Polish PM: EU process won't lead to sanctions

Met dank overgenomen van EUobserver (EUOBSERVER) i, gepubliceerd op donderdag 14 januari 2016, 9:29.
Auteur: Andrew Rettman

Polish leader Beata Szydlo i has said EU monitoring won’t lead to sanctions, while keeping up Warsaw’s attack on Dutch commissioner Frans Timmermans i.

“There’s no risk of sanctions against Poland. The European Commission cannot impose punishments,” she told Polish TV on Thursday (14 January) morning.

“There’s no extraordinary procedure, just normal proceedings,” she claimed.

“The Polish case was just one of 12 [at Wednesday’s EU meeting]. Other issues included immigrants - that’s what we should be talking about.”

Speaking after the European Commission, on Wednesday, launched a rule-of-law supervisory process on Poland, she said she'd had a “quiet night”.

The move marks the first-ever time the EU has used the new instrument.

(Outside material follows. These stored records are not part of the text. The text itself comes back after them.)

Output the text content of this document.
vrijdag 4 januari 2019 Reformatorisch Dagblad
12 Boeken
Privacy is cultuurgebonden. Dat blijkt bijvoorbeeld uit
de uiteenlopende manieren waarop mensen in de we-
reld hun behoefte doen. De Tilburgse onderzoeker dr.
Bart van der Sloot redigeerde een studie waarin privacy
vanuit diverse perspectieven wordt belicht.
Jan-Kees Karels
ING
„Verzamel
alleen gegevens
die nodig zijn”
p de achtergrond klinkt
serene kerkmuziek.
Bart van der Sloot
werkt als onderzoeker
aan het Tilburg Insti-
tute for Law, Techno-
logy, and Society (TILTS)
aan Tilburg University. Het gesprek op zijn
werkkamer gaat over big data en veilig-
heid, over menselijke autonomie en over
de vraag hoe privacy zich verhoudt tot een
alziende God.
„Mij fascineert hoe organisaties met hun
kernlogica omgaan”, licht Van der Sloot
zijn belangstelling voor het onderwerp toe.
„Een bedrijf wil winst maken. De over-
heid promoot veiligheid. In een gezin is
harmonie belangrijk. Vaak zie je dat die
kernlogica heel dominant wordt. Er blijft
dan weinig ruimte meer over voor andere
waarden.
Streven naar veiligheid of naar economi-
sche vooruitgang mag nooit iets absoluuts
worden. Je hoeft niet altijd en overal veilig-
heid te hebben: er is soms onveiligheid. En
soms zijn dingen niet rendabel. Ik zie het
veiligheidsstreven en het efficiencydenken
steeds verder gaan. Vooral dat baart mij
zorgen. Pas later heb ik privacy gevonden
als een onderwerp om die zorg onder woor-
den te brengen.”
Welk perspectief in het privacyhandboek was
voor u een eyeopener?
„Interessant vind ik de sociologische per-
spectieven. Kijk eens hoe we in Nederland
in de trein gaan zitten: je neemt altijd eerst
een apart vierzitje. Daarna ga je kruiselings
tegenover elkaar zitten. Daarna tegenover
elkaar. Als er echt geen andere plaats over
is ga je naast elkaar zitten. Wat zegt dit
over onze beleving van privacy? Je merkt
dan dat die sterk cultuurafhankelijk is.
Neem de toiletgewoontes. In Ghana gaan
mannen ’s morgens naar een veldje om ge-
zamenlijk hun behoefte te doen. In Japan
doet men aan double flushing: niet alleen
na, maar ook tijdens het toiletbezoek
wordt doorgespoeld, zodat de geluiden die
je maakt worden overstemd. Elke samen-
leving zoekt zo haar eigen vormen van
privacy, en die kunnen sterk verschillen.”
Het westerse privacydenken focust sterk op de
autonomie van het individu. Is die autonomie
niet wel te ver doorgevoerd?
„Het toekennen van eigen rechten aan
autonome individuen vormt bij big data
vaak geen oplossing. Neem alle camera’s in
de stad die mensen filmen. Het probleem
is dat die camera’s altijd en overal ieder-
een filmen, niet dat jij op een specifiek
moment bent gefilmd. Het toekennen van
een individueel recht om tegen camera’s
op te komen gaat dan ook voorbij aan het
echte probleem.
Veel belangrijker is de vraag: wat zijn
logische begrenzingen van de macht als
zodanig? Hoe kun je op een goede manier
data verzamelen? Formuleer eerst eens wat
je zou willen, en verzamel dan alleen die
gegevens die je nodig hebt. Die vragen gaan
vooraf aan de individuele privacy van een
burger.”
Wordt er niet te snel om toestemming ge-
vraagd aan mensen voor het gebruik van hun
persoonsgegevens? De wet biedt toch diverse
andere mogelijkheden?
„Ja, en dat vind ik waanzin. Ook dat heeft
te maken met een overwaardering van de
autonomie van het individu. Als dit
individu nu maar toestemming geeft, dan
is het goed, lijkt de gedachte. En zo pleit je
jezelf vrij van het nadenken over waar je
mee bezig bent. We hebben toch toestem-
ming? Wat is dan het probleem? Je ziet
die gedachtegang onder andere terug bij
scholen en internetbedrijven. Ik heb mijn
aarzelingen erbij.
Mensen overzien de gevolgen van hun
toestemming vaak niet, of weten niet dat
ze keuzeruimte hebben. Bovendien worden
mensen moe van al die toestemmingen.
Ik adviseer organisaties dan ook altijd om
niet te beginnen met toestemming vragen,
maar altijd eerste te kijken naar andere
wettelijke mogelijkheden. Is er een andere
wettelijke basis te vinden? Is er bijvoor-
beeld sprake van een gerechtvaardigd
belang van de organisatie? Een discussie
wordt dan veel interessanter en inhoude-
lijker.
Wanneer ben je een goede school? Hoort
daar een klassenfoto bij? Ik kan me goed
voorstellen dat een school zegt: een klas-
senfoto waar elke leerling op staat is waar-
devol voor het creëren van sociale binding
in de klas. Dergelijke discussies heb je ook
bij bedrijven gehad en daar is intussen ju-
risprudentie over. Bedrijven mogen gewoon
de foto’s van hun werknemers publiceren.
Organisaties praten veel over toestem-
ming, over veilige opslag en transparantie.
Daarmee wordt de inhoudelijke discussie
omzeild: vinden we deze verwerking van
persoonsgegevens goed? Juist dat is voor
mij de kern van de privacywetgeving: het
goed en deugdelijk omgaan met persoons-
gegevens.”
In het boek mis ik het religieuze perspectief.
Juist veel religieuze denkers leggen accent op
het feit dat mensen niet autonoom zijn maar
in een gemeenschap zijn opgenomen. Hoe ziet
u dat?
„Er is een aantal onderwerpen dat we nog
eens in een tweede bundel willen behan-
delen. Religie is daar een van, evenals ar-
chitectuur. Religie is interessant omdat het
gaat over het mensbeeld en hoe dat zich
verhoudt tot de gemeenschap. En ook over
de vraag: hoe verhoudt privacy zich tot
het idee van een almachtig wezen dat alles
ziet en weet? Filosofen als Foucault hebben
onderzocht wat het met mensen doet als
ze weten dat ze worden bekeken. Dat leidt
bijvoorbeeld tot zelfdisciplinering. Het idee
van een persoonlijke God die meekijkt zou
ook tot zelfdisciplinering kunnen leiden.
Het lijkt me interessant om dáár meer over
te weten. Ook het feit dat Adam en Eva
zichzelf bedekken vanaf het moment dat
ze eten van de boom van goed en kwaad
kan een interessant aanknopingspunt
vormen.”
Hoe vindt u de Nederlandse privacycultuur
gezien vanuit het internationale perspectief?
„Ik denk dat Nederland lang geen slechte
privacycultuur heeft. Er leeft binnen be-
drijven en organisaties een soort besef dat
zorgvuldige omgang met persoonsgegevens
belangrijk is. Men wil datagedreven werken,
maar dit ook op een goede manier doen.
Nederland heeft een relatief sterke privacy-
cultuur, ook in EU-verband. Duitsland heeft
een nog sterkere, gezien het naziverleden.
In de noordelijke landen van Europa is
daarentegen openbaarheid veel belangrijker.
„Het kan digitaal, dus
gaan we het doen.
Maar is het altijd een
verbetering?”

The commission cannot impose sanctions. But it can recommend that member states do it, via the EU Council, including suspension of Poland's voting rights.

Szydlo said the EU would get all the information it wants on her government’s changes to the constitutional tribunal and state media, which, critics say, harm judicial oversight and free speech.

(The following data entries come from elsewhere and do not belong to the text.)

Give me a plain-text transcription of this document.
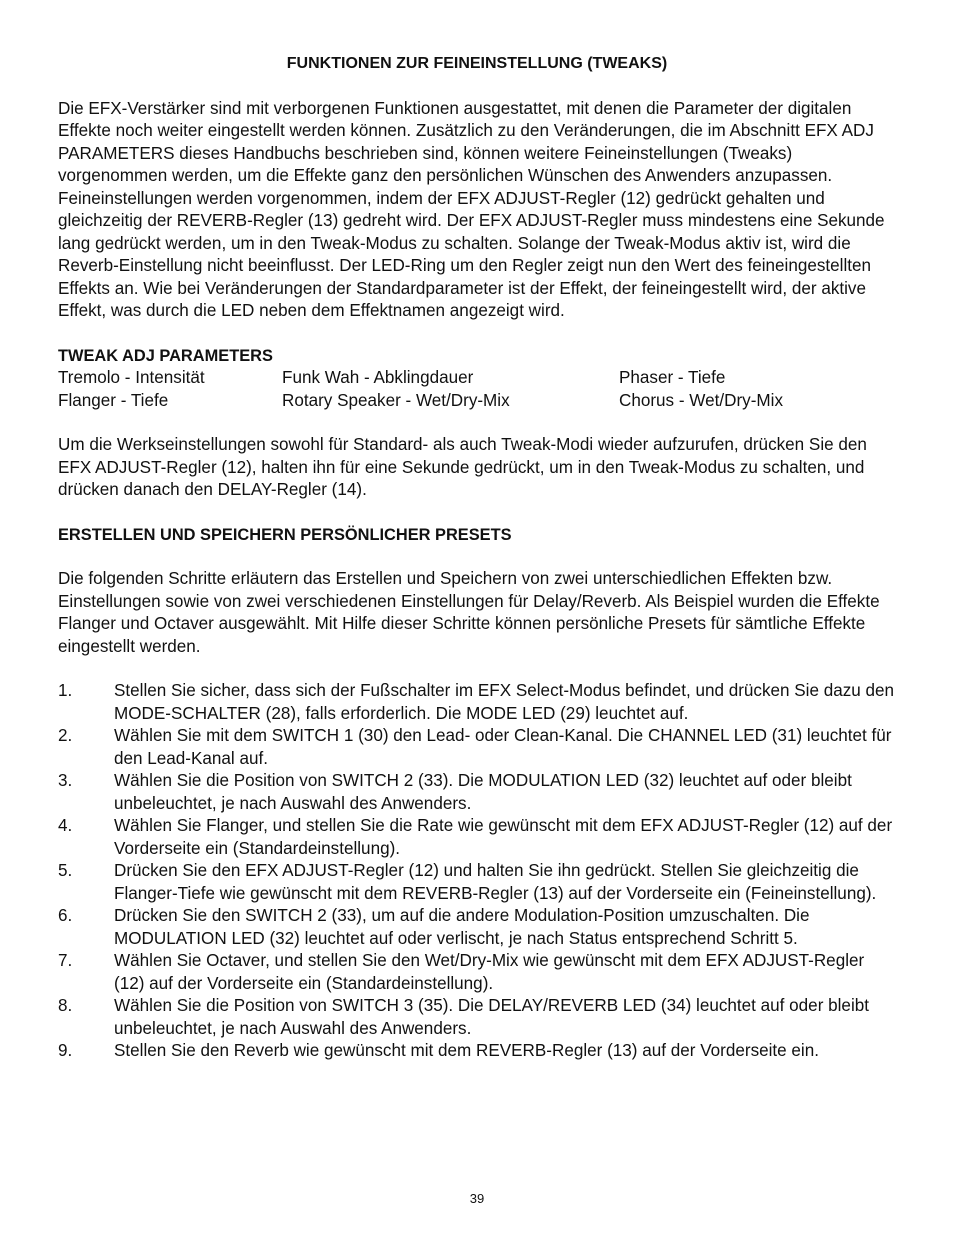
FUNKTIONEN ZUR FEINEINSTELLUNG (TWEAKS)

Die EFX-Verstärker sind mit verborgenen Funktionen ausgestattet, mit denen die Parameter der digitalen Effekte noch weiter eingestellt werden können. Zusätzlich zu den Veränderungen, die im Abschnitt EFX ADJ PARAMETERS dieses Handbuchs beschrieben sind, können weitere Feineinstellungen (Tweaks) vorgenommen werden, um die Effekte ganz den persönlichen Wünschen des Anwenders anzupassen. Feineinstellungen werden vorgenommen, indem der EFX ADJUST-Regler (12) gedrückt gehalten und gleichzeitig der REVERB-Regler (13) gedreht wird. Der EFX ADJUST-Regler muss mindestens eine Sekunde lang gedrückt werden, um in den Tweak-Modus zu schalten. Solange der Tweak-Modus aktiv ist, wird die Reverb-Einstellung nicht beeinflusst. Der LED-Ring um den Regler zeigt nun den Wert des feineingestellten Effekts an. Wie bei Veränderungen der Standardparameter ist der Effekt, der feineingestellt wird, der aktive Effekt, was durch die LED neben dem Effektnamen angezeigt wird.

TWEAK ADJ PARAMETERS

Tremolo - Intensität	Funk Wah - Abklingdauer	Phaser - Tiefe
Flanger - Tiefe	Rotary Speaker - Wet/Dry-Mix	Chorus - Wet/Dry-Mix

Um die Werkseinstellungen sowohl für Standard- als auch Tweak-Modi wieder aufzurufen, drücken Sie den EFX ADJUST-Regler (12), halten ihn für eine Sekunde gedrückt, um in den Tweak-Modus zu schalten, und drücken danach den DELAY-Regler (14).

ERSTELLEN UND SPEICHERN PERSÖNLICHER PRESETS

Die folgenden Schritte erläutern das Erstellen und Speichern von zwei unterschiedlichen Effekten bzw. Einstellungen sowie von zwei verschiedenen Einstellungen für Delay/Reverb. Als Beispiel wurden die Effekte Flanger und Octaver ausgewählt. Mit Hilfe dieser Schritte können persönliche Presets für sämtliche Effekte eingestellt werden.

1.	Stellen Sie sicher, dass sich der Fußschalter im EFX Select-Modus befindet, und drücken Sie dazu den MODE-SCHALTER (28), falls erforderlich. Die MODE LED (29) leuchtet auf.
2.	Wählen Sie mit dem SWITCH 1 (30) den Lead- oder Clean-Kanal. Die CHANNEL LED (31) leuchtet für den Lead-Kanal auf.
3.	Wählen Sie die Position von SWITCH 2 (33). Die MODULATION LED (32) leuchtet auf oder bleibt unbeleuchtet, je nach Auswahl des Anwenders.
4.	Wählen Sie Flanger, und stellen Sie die Rate wie gewünscht mit dem EFX ADJUST-Regler (12) auf der Vorderseite ein (Standardeinstellung).
5.	Drücken Sie den EFX ADJUST-Regler (12) und halten Sie ihn gedrückt. Stellen Sie gleichzeitig die Flanger-Tiefe wie gewünscht mit dem REVERB-Regler (13) auf der Vorderseite ein (Feineinstellung).
6.	Drücken Sie den SWITCH 2 (33), um auf die andere Modulation-Position umzuschalten. Die MODULATION LED (32) leuchtet auf oder verlischt, je nach Status entsprechend Schritt 5.
7.	Wählen Sie Octaver, und stellen Sie den Wet/Dry-Mix wie gewünscht mit dem EFX ADJUST-Regler (12) auf der Vorderseite ein (Standardeinstellung).
8.	Wählen Sie die Position von SWITCH 3 (35). Die DELAY/REVERB LED (34) leuchtet auf oder bleibt unbeleuchtet, je nach Auswahl des Anwenders.
9.	Stellen Sie den Reverb wie gewünscht mit dem REVERB-Regler (13) auf der Vorderseite ein.
39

But she continued to bash Timmermans, who announced the EU decision.

Speaking shortly after a Polish minister accused him of left-wing bias, Szydlo queried his credentials on grounds that The Netherlands, his home country, has no constitutional court.

She also said: “The commission vice-president [Timmermans] was recently awarded a prize by [Poland’s previous] president [Bronislaw] Komorowski, maybe that’s why he doesn’t sympathise with us [the new government]."

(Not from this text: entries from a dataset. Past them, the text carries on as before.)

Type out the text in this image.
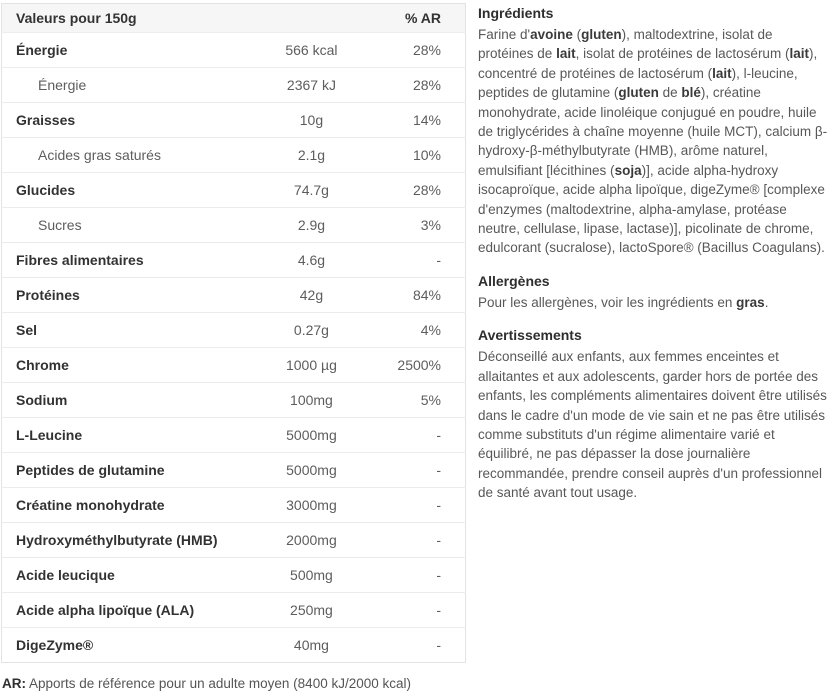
Valeurs pour 150g		% AR
Énergie	566 kcal	28%
Énergie	2367 kJ	28%
Graisses	10g	14%
Acides gras saturés	2.1g	10%
Glucides	74.7g	28%
Sucres	2.9g	3%
Fibres alimentaires	4.6g	-
Protéines	42g	84%
Sel	0.27g	4%
Chrome	1000 µg	2500%
Sodium	100mg	5%
L-Leucine	5000mg	-
Peptides de glutamine	5000mg	-
Créatine monohydrate	3000mg	-
Hydroxyméthylbutyrate (HMB)	2000mg	-
Acide leucique	500mg	-
Acide alpha lipoïque (ALA)	250mg	-
DigeZyme®	40mg	-

AR: Apports de référence pour un adulte moyen (8400 kJ/2000 kcal)

Ingrédients

Farine d'avoine (gluten), maltodextrine, isolat de protéines de lait, isolat de protéines de lactosérum (lait), concentré de protéines de lactosérum (lait), l-leucine, peptides de glutamine (gluten de blé), créatine monohydrate, acide linoléique conjugué en poudre, huile de triglycérides à chaîne moyenne (huile MCT), calcium β-hydroxy-β-méthylbutyrate (HMB), arôme naturel, emulsifiant [lécithines (soja)], acide alpha-hydroxy isocaproïque, acide alpha lipoïque, digeZyme® [complexe d'enzymes (maltodextrine, alpha-amylase, protéase neutre, cellulase, lipase, lactase)], picolinate de chrome, edulcorant (sucralose), lactoSpore® (Bacillus Coagulans).

Allergènes

Pour les allergènes, voir les ingrédients en gras.

Avertissements

Déconseillé aux enfants, aux femmes enceintes et allaitantes et aux adolescents, garder hors de portée des enfants, les compléments alimentaires doivent être utilisés dans le cadre d'un mode de vie sain et ne pas être utilisés comme substituts d'un régime alimentaire varié et équilibré, ne pas dépasser la dose journalière recommandée, prendre conseil auprès d'un professionnel de santé avant tout usage.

The Polish foreign minister, Witold Waszczykowski, told the Reuters news agency on Wednesday that Timmermans is “incoherent” because he called for “dialogue” at the same time as triggering the EU process.

"This was a very incoherent statement by Timmermans. It creates more confusion than clarity. We will wait to see a decision in writing or else, should there be none, we will try to clarify things in some other way. The dialogue will take months," Waszczykowski said.

Kazimierz Marcinkiewicz, a former Polish PM from Szydlo’s Law and Justice (PiS) party, said the party leader, Jaroslaw Kaczynski, won’t change because of EU finger-wagging.

“I’m convinced that Jaroslaw Kaczynski won’t care about it. It’s not something that will influence him,” Marcinkiewicz told Polish TV.

More to come

He predicted that upcoming reforms of the police and the prosecutor’s office will also alarm Brussels.

“Kaczynski wants a revolution in Poland. He wants to reform all the Polish institutions. He wants to change all the people in these institutions whose work is important for Polish governance and he knows that, on several points, he’ll violate the constitution.”

The Polish president, Andrzej Duda i, a PiS loyalist, also on Wednesday told a meeting of Poland's overseas ambassadors that the EU needs Poland.

“There’s no realistic European politics, especially in the eastern dimension, which can be realised while bypassing our country,” he said.

“Poland in 2016 will still be an active and responsible member of the EU, of an EU which respects treaty freedoms, which treats all its countries in the same way and doesn’t create new barriers between them."

Polish officials told the Gazeta Wyborcza daily that, despite Szydlo's remarks, the PM was surprised by the EU decision.

They said she felt, after speaking by phone with EU commission chief Jean-Claude Juncker i on Tuesday, that he’d take a lighter touch.

They also said she expected the Hungarian EU commissioner, Tibor Navracsics i, to object to the Poland decision.

Trust, harmed

For her part, Jadwiga Staniszkis, a Polish politics scholar, said on TV on Wednesday that PiS doesn’t get the EU.

“I don’t think PiS wanted a conflict with Europe. It didn’t understand how its behaviour in the area of rule of law or on concentration of power would be seen as something from another civilisational sphere,” she said.

“PiS doesn’t understand the West and the West doesn’t understand central Europe,” she added.

“This conflict … harms the very fragile trust which we had in the West,” she said.